Now with Lehner holding the "Goaltender Of The Future" moniker, the hope is he can be the first to reach his ceiling. Despite the high of backstopping the B-Sens to the Calder Cup, his first two professional seasons have been marred by nagging injuries and bouts of inconsistency. Although he has often provided the right quotes to the media, there have certainly been allusions made to his ‘alleged’ attitude problems and maturity. Case in point – Lehner’s infamous post-game outburst following Sweden’s loss to Russia at the 2010 World Junior Championship:

For any NHL goaltender, you are expected to be a different kind of cat. Damian Rhodes’ superstition for staying in hotels and dying his hair for home games is inexplicable. But for Lehner, he has had difficulty striking that delicate balance between being perceived as confident versus being viewed as overly confident to the point of arrogance. Conservative hockey mores don't always accept an out-sized personality, especially in younger players.

I can certainly empathize with a player who has watched a number of his Calder Cup winning teammates be promoted and remain in the NHL, I'd feel slighted too with a playoff MVP trophy in hand. But at the same time, I can appreciate the organization wanting to avoid rushing and risking the development of one of its best young assets. Rather than overwhelming Lehner and seeing his value deteriorate, they have preferred to acquire a legitimate number one starter in Craig Anderson and another young goaltender in Ben Bishop to provide a push…

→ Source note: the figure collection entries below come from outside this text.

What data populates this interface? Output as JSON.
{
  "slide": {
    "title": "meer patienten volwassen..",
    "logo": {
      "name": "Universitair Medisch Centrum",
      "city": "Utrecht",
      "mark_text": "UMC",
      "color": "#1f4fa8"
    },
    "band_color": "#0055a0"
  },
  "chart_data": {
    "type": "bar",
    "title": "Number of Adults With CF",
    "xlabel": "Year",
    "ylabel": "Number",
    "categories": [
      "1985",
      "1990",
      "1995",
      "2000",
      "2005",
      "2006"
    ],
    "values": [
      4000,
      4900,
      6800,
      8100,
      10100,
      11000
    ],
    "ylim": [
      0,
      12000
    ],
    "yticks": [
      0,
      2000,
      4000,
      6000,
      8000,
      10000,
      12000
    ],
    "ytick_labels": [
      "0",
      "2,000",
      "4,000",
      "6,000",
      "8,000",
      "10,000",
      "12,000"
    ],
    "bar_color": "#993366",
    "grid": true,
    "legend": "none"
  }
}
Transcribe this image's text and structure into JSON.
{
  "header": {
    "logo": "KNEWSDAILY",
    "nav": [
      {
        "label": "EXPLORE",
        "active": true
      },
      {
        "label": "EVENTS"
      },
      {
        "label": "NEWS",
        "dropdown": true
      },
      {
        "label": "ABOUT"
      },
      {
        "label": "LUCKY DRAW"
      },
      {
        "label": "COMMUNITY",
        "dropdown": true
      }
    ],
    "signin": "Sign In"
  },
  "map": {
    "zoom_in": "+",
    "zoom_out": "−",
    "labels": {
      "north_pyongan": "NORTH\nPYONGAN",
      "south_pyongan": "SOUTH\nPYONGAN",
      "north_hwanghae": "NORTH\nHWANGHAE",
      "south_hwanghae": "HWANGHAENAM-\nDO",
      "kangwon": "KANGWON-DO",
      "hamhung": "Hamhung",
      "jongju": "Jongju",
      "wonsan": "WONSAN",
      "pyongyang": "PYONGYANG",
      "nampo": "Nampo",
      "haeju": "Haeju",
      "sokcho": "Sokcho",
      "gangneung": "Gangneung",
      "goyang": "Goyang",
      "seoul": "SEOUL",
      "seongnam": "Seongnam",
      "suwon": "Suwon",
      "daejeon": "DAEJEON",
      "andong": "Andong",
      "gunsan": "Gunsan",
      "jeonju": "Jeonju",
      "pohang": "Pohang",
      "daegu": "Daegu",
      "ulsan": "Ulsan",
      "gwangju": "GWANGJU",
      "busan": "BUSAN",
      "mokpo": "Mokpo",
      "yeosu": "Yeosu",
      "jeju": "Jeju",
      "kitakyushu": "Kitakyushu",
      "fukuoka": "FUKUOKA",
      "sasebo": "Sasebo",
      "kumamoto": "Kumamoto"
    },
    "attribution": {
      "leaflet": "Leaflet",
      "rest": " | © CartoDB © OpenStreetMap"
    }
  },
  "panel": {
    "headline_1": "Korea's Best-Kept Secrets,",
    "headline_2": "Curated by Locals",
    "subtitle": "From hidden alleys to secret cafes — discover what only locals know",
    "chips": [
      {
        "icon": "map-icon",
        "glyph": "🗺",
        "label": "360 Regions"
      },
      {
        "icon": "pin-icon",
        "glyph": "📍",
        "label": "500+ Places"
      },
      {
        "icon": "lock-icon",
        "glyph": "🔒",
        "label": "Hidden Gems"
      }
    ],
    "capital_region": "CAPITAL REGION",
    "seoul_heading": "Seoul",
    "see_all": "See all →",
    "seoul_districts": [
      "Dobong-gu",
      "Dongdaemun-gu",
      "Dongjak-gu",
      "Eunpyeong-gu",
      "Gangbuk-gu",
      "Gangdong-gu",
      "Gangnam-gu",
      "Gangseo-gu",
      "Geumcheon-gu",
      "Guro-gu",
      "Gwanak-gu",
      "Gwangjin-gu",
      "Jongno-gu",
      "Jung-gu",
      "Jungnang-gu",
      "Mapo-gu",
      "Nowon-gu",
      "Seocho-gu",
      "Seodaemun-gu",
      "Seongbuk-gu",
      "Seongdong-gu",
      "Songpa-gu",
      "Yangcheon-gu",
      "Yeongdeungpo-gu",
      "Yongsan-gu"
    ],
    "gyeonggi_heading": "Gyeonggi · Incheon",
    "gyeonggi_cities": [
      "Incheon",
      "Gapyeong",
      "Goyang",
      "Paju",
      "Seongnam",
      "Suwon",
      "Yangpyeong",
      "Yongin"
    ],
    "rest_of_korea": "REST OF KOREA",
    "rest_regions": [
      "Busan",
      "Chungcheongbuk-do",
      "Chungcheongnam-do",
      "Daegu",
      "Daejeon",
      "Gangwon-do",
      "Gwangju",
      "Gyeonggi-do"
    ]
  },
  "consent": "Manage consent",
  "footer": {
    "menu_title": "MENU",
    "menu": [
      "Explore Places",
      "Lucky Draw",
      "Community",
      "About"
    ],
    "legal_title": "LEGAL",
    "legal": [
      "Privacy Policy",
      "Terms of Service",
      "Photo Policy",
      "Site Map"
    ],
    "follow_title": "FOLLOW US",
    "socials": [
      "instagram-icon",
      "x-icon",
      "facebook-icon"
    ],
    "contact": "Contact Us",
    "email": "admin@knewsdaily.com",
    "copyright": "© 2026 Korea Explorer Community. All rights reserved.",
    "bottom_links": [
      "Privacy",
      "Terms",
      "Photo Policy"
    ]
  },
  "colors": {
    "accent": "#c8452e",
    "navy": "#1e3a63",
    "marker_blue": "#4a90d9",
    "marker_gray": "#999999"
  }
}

Since then, his attendance at a development camp he wasn't obligated to attend generated positive praise from the organization.

"He's very calm, very prepared, he's lost weight, he's leaner, quicker, (he has) better agility," said Randy Lee, the team's director of player development. "(There's a) real big improvement. He's really taken it seriously."

And it seems he's worked hard to carry that good feeling into the season.

“I’ve grown up a little bit,” said Lehner. “I was a certain weight when we won the Calder Cup. I was young and a little naive. I came in a little heavy and I didn’t know better. I worked out very hard this summer. This year, I’m going to try to be a better player on and off the ice.”

Early days but it seems this "push" may be paying dividends.